Q2: Morning vs Evening Symmetry

Are the 7 am and 7 pm maps roughly symmetrical (similar numbers but reversed in time), or do they look different? What might explain any asymmetry?

Q3: Lunchtime Hotspots

At 1 pm, which sensors show the highest counts? Are these the same sensors that dominate at 5 pm? What does this tell you about the difference between lunchtime foot traffic and commuter foot traffic?

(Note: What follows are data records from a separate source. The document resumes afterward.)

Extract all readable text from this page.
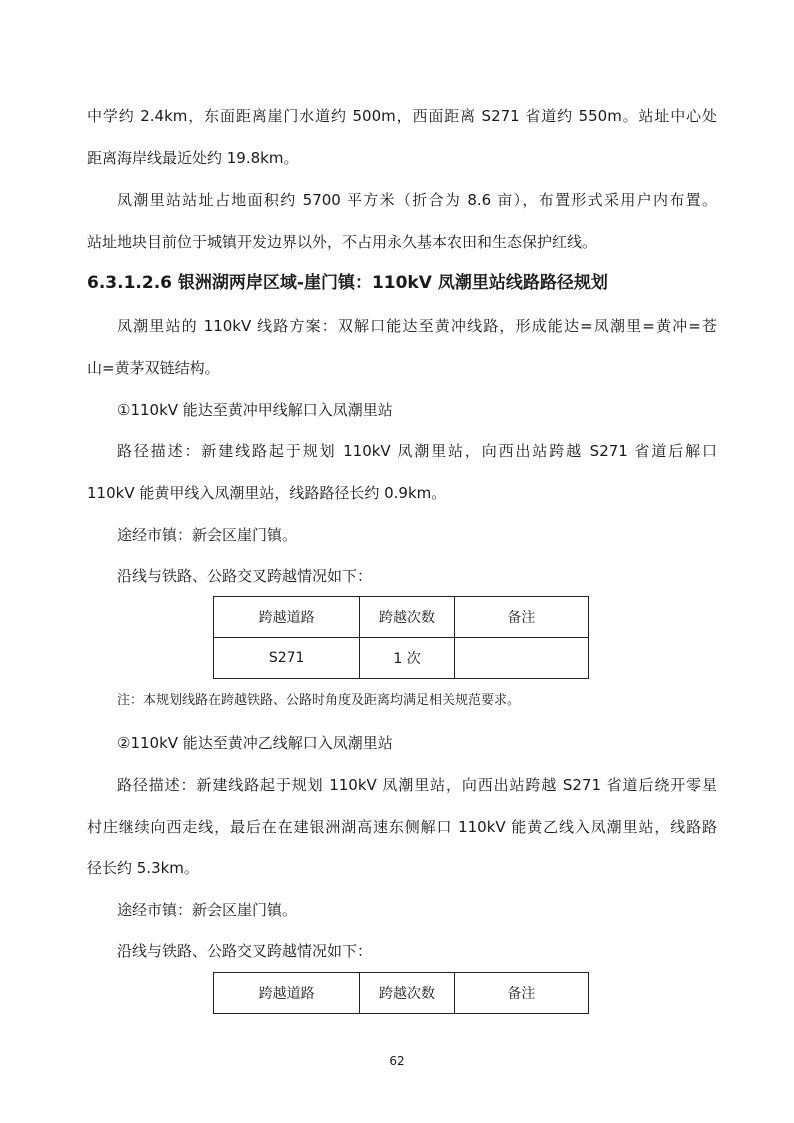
中学约 2.4km，东面距离崖门水道约 500m，西面距离 S271 省道约 550m。站址中心处
距离海岸线最近处约 19.8km。
凤潮里站站址占地面积约 5700 平方米（折合为 8.6 亩），布置形式采用户内布置。
站址地块目前位于城镇开发边界以外，不占用永久基本农田和生态保护红线。
6.3.1.2.6 银洲湖两岸区域-崖门镇：110kV 凤潮里站线路路径规划
凤潮里站的 110kV 线路方案：双解口能达至黄冲线路，形成能达=凤潮里=黄冲=苍
山=黄茅双链结构。
①110kV 能达至黄冲甲线解口入凤潮里站
路径描述：新建线路起于规划 110kV 凤潮里站，向西出站跨越 S271 省道后解口
110kV 能黄甲线入凤潮里站，线路路径长约 0.9km。
途经市镇：新会区崖门镇。
沿线与铁路、公路交叉跨越情况如下：
跨越道路	跨越次数	备注
S271	1 次	
注：本规划线路在跨越铁路、公路时角度及距离均满足相关规范要求。
②110kV 能达至黄冲乙线解口入凤潮里站
路径描述：新建线路起于规划 110kV 凤潮里站，向西出站跨越 S271 省道后绕开零星
村庄继续向西走线，最后在在建银洲湖高速东侧解口 110kV 能黄乙线入凤潮里站，线路路
径长约 5.3km。
途经市镇：新会区崖门镇。
沿线与铁路、公路交叉跨越情况如下：
跨越道路	跨越次数	备注
62
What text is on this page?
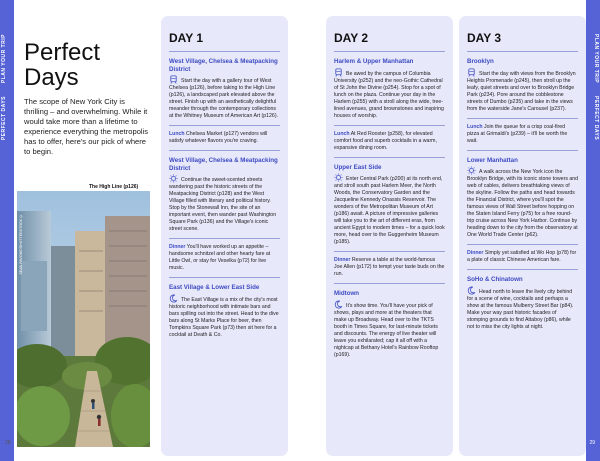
PLAN YOUR TRIP
PERFECT DAYS
Perfect Days
The scope of New York City is thrilling – and overwhelming. While it would take more than a lifetime to experience everything the metropolis has to offer, here's our pick of where to begin.
The High Line (p126)
SEAN PAVONE/SHUTTERSTOCK ©
28
DAY 1
West Village, Chelsea & Meatpacking District
Start the day with a gallery tour of West Chelsea (p126), before taking to the High Line (p126), a landscaped park elevated above the street. Finish up with an aesthetically delightful meander through the contemporary collections at the Whitney Museum of American Art (p126).
Lunch Chelsea Market (p127) vendors will satisfy whatever flavors you're craving.
West Village, Chelsea & Meatpacking District
Continue the sweet-scented streets wandering past the historic streets of the Meatpacking District (p128) and the West Village filled with literary and political history. Stop by the Stonewall Inn, the site of an important event, then wander past Washington Square Park (p136) and the Village's iconic street scene.
Dinner You'll have worked up an appetite – handsome schnitzel and other hearty fare at Little Owl, or stay for Veselka (p72) for live music.
East Village & Lower East Side
The East Village is a mix of the city's most historic neighborhood with intimate bars and bars spilling out into the street. Head to the dive bars along St Marks Place for beer, then Tompkins Square Park (p73) then sit here for a cocktail at Death & Co.
DAY 2
Harlem & Upper Manhattan
Be awed by the campus of Columbia University (p252) and the neo-Gothic Cathedral of St John the Divine (p254). Stop for a spot of lunch on the plaza. Continue your day in the Harlem (p255) with a stroll along the wide, tree-lined avenues, grand brownstones and inspiring houses of worship.
Lunch At Red Rooster (p258), for elevated comfort food and superb cocktails in a warm, expansive dining room.
Upper East Side
Enter Central Park (p200) at its north end, and stroll south past Harlem Meer, the North Woods, the Conservatory Garden and the Jacqueline Kennedy Onassis Reservoir. The wonders of the Metropolitan Museum of Art (p186) await. A picture of impressive galleries will take you to the art of different eras, from ancient Egypt to modern times – for a quick look more, head over to the Guggenheim Museum (p185).
Dinner Reserve a table at the world-famous Joe Allen (p172) to tempt your taste buds on the run.
Midtown
It's show time. You'll have your pick of shows, plays and more at the theaters that make up Broadway. Head over to the TKTS booth in Times Square, for last-minute tickets and discounts. The energy of live theater will leave you exhilarated; cap it all off with a nightcap at Bethany Hotel's Rainbow Rooftop (p169).
DAY 3
Brooklyn
Start the day with views from the Brooklyn Heights Promenade (p245), then stroll up the leafy, quiet streets and over to Brooklyn Bridge Park (p234). Pore around the cobblestone streets of Dumbo (p235) and take in the views from the waterside Jane's Carousel (p237).
Lunch Join the queue for a crisp coal-fired pizza at Grimaldi's (p239) – it'll be worth the wait.
Lower Manhattan
A walk across the New York icon the Brooklyn Bridge, with its iconic stone towers and web of cables, delivers breathtaking views of the skyline. Follow the paths and head towards the Financial District, where you'll spot the famous views of Wall Street before hopping on the Staten Island Ferry (p75) for a free round-trip cruise across New York Harbor. Continue by heading down to the city from the observatory at One World Trade Center (p62).
Dinner Simply yet satisfied at Wo Hop (p78) for a plate of classic Chinese American fare.
SoHo & Chinatown
Head north to leave the lively city behind for a scene of wine, cocktails and perhaps a show at the famous Mulberry Street Bar (p84). Make your way past historic facades of stomping grounds to find Attaboy (p86), while not to miss the city lights at night.
PLAN YOUR TRIP
PERFECT DAYS
29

Q4: Waterfront vs Queen Street

Compare the Quay Street sensors (waterfront) with the Queen Street sensors (retail corridor). Do they follow the same daily pattern, or do they peak at different times? What urban functions might explain the difference?

Q5: K Road vs CBD Core

The K Road sensors (150 and 183 K Road) are roughly 1.5 km south of the CBD core. How do their counts compare in absolute terms? Do they peak at the same hour as the CBD sensors?

Q6: Aggregation Choices

We averaged across all 31 days in March. How might the maps change if you:

Used median instead of mean?
Separated weekdays from weekends?
Chose different hours (e.g. 8 am instead of 7 am)?

Q7: Data Limitations

The sensors only capture 21 locations. How representative are these of pedestrian activity across the entire CBD? What additional data sources might help fill the gaps?

Extension: Weekday vs Weekend

If you finish early, try splitting March into weekdays and weekends and comparing the maps.

# Add a day-of-week number: 0 = Monday, 6 = Sunday
march["day_num"] = march["Date"].dt.dayofweek

# Create a weekend flag
march["is_weekend"] = march["day_num"] >= 5

# Weekday average
weekday_data = march[(march["is_weekend"] == False) & (march["hour"].isin(target_hours))]
weekday_avg = weekday_data.groupby("hour")[sensor_cols].mean().round(0)

# Weekend average
weekend_data = march[(march["is_weekend"] == True) & (march["hour"].isin(target_hours))]
weekend_avg = weekend_data.groupby("hour")[sensor_cols].mean().round(0)

# Then reshape, merge with geo, and map as before...

What to Look For

Weekend maps will likely show later morning peaks, reduced lunchtime activity, and a different spatial pattern: waterfront and leisure areas gaining share while office corridors lose it.